I have heard the argument that church is not the place for politics. When political systems target the poor and helpless, we are sinful if we don’t do something. That is the sentence the book of James ends on in the Bible – if we know to do good and don’t do it, that is sinful. Church can’t just be a shelter from reality but a place that emboldens us to show love in some radical ways in our own personal lives.
Radical love is Christian love. Christian love goes that extra mile, takes that extra chance, risks being seen as foolish or uncool. Christian love isn’t just for our family and friends – we are taught through the parable of the good Samaritan that true love reaches out to find the good in our enemies, searches for it. And that’s not an easy task. It is a radical task.

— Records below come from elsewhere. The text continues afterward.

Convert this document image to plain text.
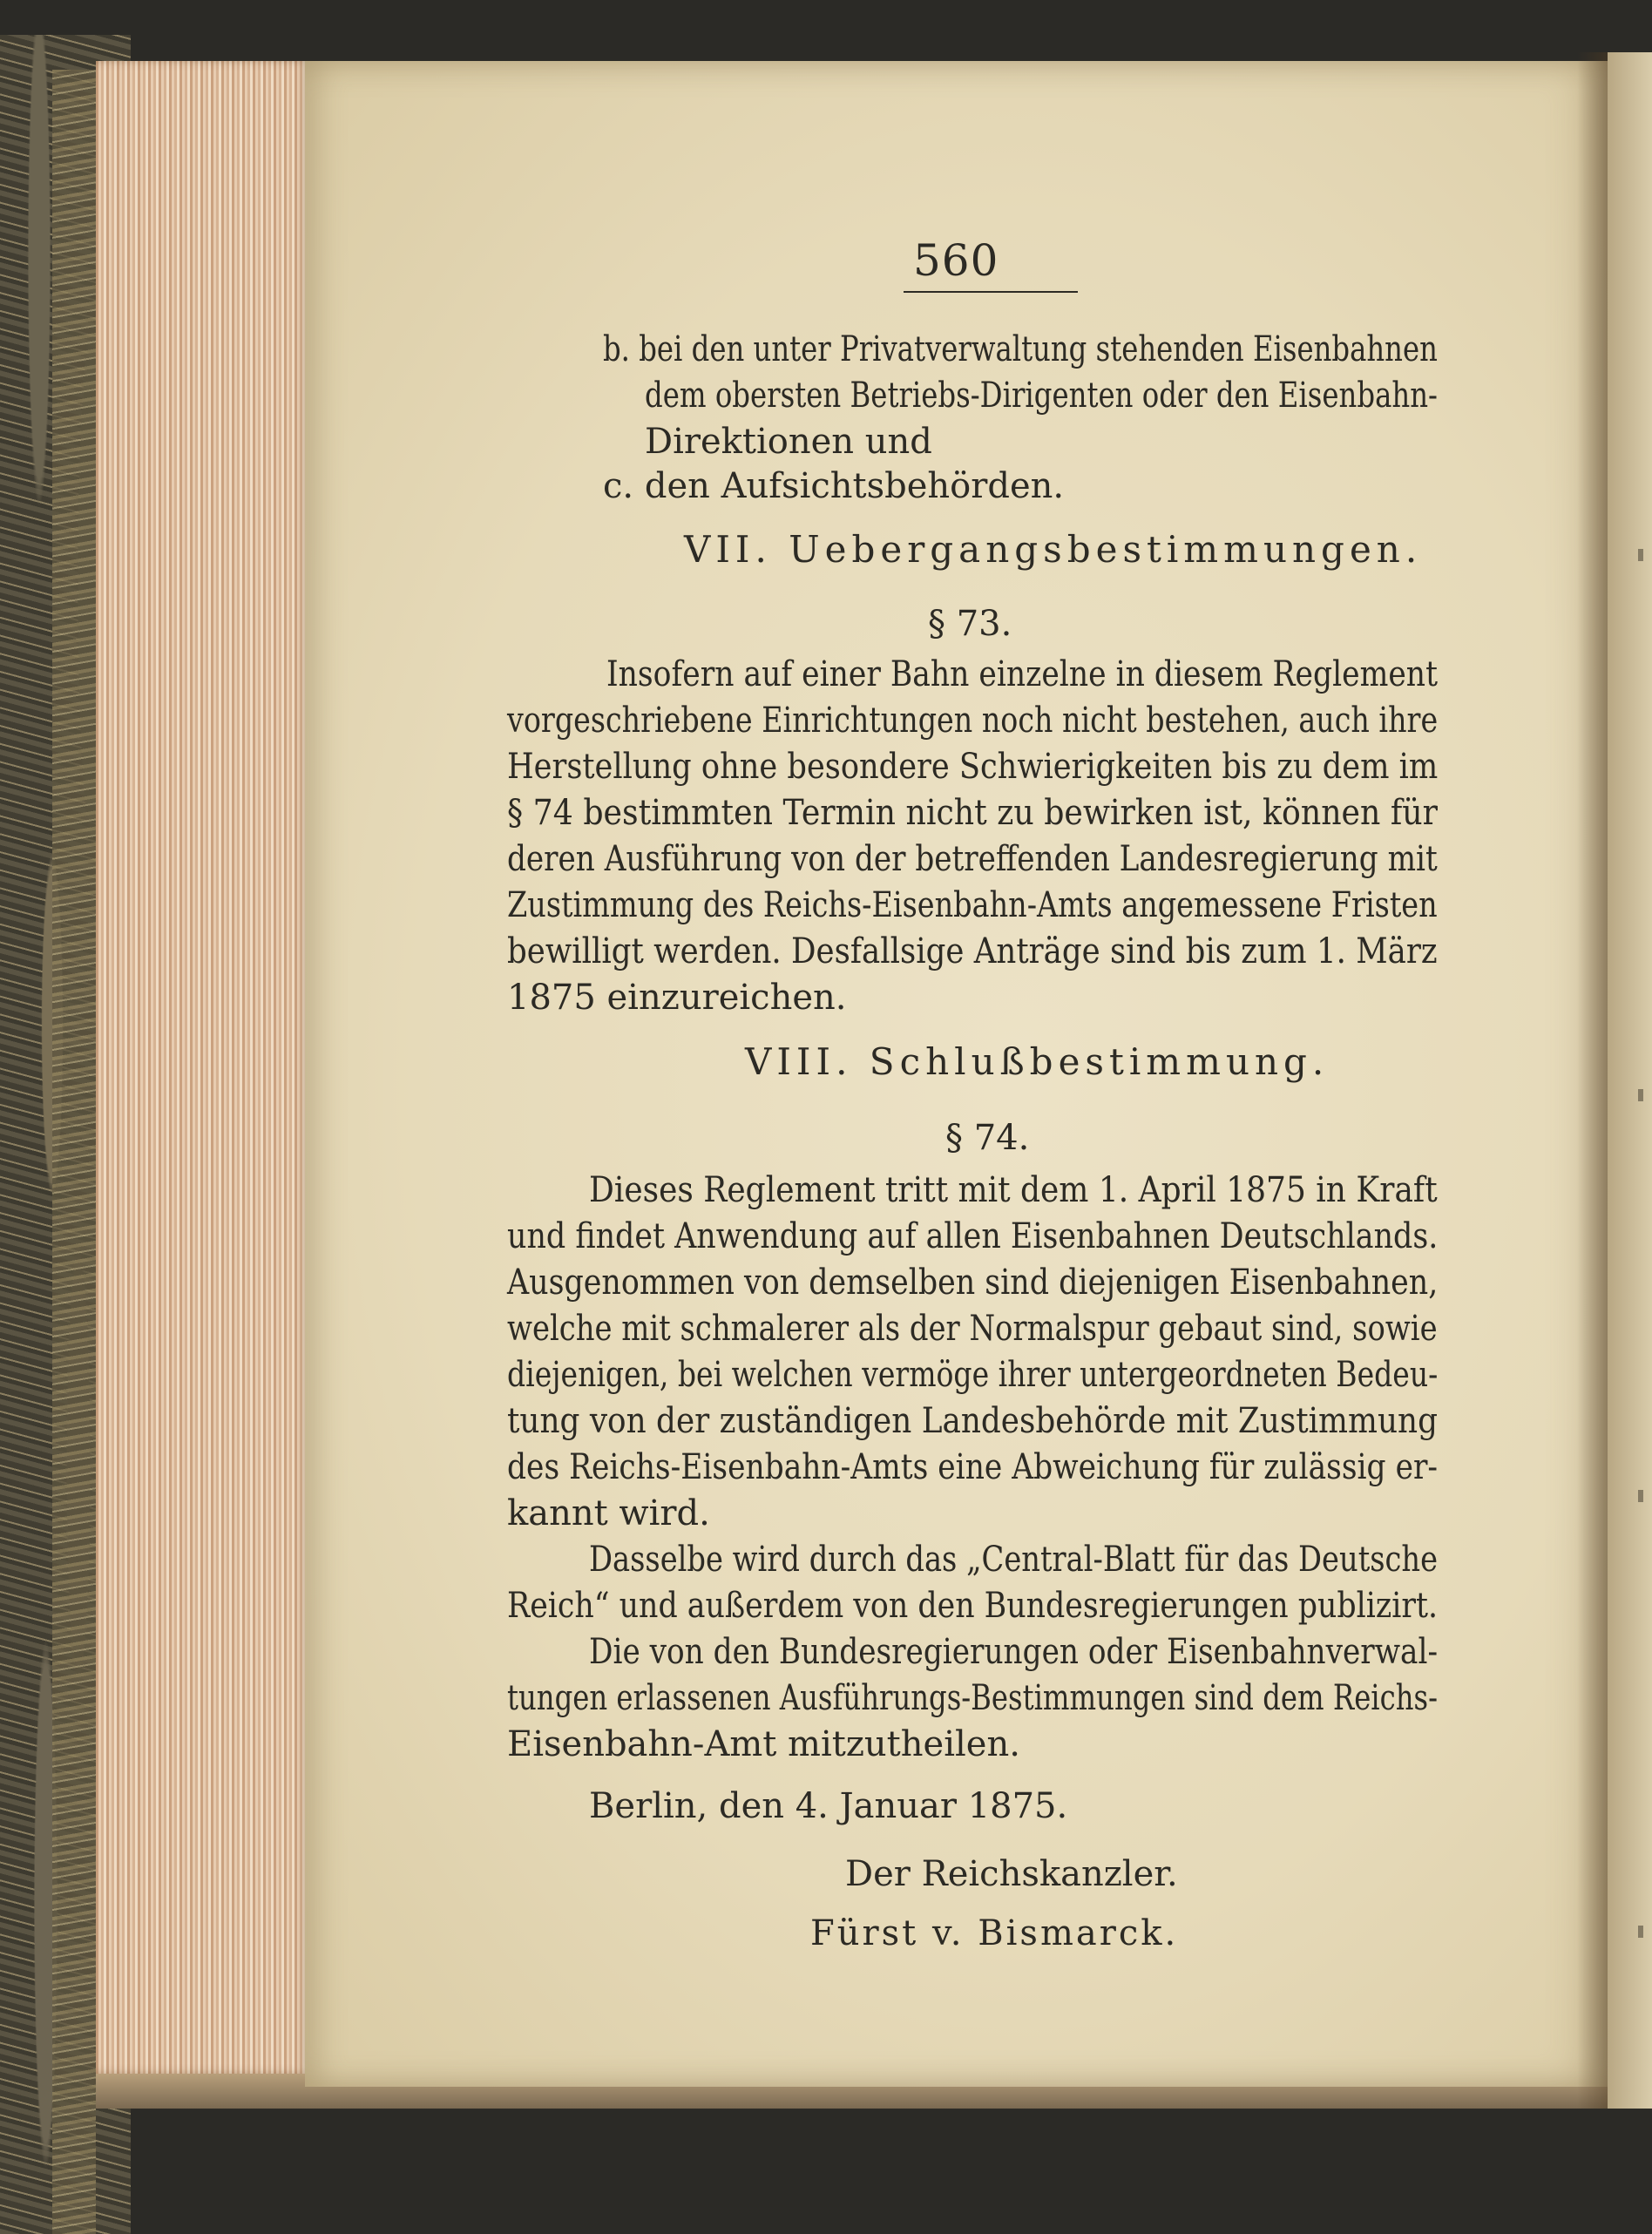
560
b. bei den unter Privatverwaltung stehenden Eisenbahnen
dem obersten Betriebs-Dirigenten oder den Eisenbahn-
Direktionen und
c. den Aufsichtsbehörden.
VII. Uebergangsbestimmungen.
§ 73.
Insofern auf einer Bahn einzelne in diesem Reglement
vorgeschriebene Einrichtungen noch nicht bestehen, auch ihre
Herstellung ohne besondere Schwierigkeiten bis zu dem im
§ 74 bestimmten Termin nicht zu bewirken ist, können für
deren Ausführung von der betreffenden Landesregierung mit
Zustimmung des Reichs-Eisenbahn-Amts angemessene Fristen
bewilligt werden. Desfallsige Anträge sind bis zum 1. März
1875 einzureichen.
VIII. Schlußbestimmung.
§ 74.
Dieses Reglement tritt mit dem 1. April 1875 in Kraft
und findet Anwendung auf allen Eisenbahnen Deutschlands.
Ausgenommen von demselben sind diejenigen Eisenbahnen,
welche mit schmalerer als der Normalspur gebaut sind, sowie
diejenigen, bei welchen vermöge ihrer untergeordneten Bedeu-
tung von der zuständigen Landesbehörde mit Zustimmung
des Reichs-Eisenbahn-Amts eine Abweichung für zulässig er-
kannt wird.
Dasselbe wird durch das „Central-Blatt für das Deutsche
Reich“ und außerdem von den Bundesregierungen publizirt.
Die von den Bundesregierungen oder Eisenbahnverwal-
tungen erlassenen Ausführungs-Bestimmungen sind dem Reichs-
Eisenbahn-Amt mitzutheilen.
Berlin, den 4. Januar 1875.
Der Reichskanzler.
Fürst v. Bismarck.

And “love your enemies” is also a commandment we need to look at and live into. In loving our enemy, we can do a lot of self-care and healing if it is done correctly and with the proper guidance and in the right environment.
That is why we have to be here for each other, holding each other in the light, because your ways of showing radical love will be radically different from any other people — so we cannot judge people if they don’t act out of love the exact way we want them to. It’s not our job to be the radical love police. Instead, we need to get in touch with that source of love in ourselves through mediation or prayer or sitting peacefully — but let our actions come from that source of love, and they will be radically different than acting out of ego — they may be less bold and more kind like Phil Gulley talked about gracious love. Maybe it isn’t writing the angry letter to our representatives. Maybe it is being kind and open — encouraging others to understand what you might be saying – but not trying to make them think like you.
This whole radical love thing can be complicated because we can more-easily go off in self-righteous indignation, and we should feel that – but our actions have to be sourced from that love within, that source of patience and grace, that source of kindness and longsuffering. Real change for the better takes a long, long time, and comes with struggling and comes with pain — so we can’t fault people if they don’t want to change — but by loving them, we create an environment that is supportive of change, supportive of love. Your act of radical love might be reacting nicely to that coworker who has been a real pill of late or reaching out to a relative you are concerned about, knowing they might not reach back. Radical love doesn’t make sense. But that doesn’t mean our lives don’t need to make sense. There should be no doubt of whose image you are made. You are made in the image of God and God is love.
You are designed to love – and to function better in a loving environment — Creating on earth as it is in heaven can be an ongoing task rather than just a part of a prayer. You are designed to be loving, and you are designed to be loved, and we have to, if we want to follow any commandment in the Bible, follow the one that is the source of all other commandments — to love God with all our heart and our neighbor as ourselves.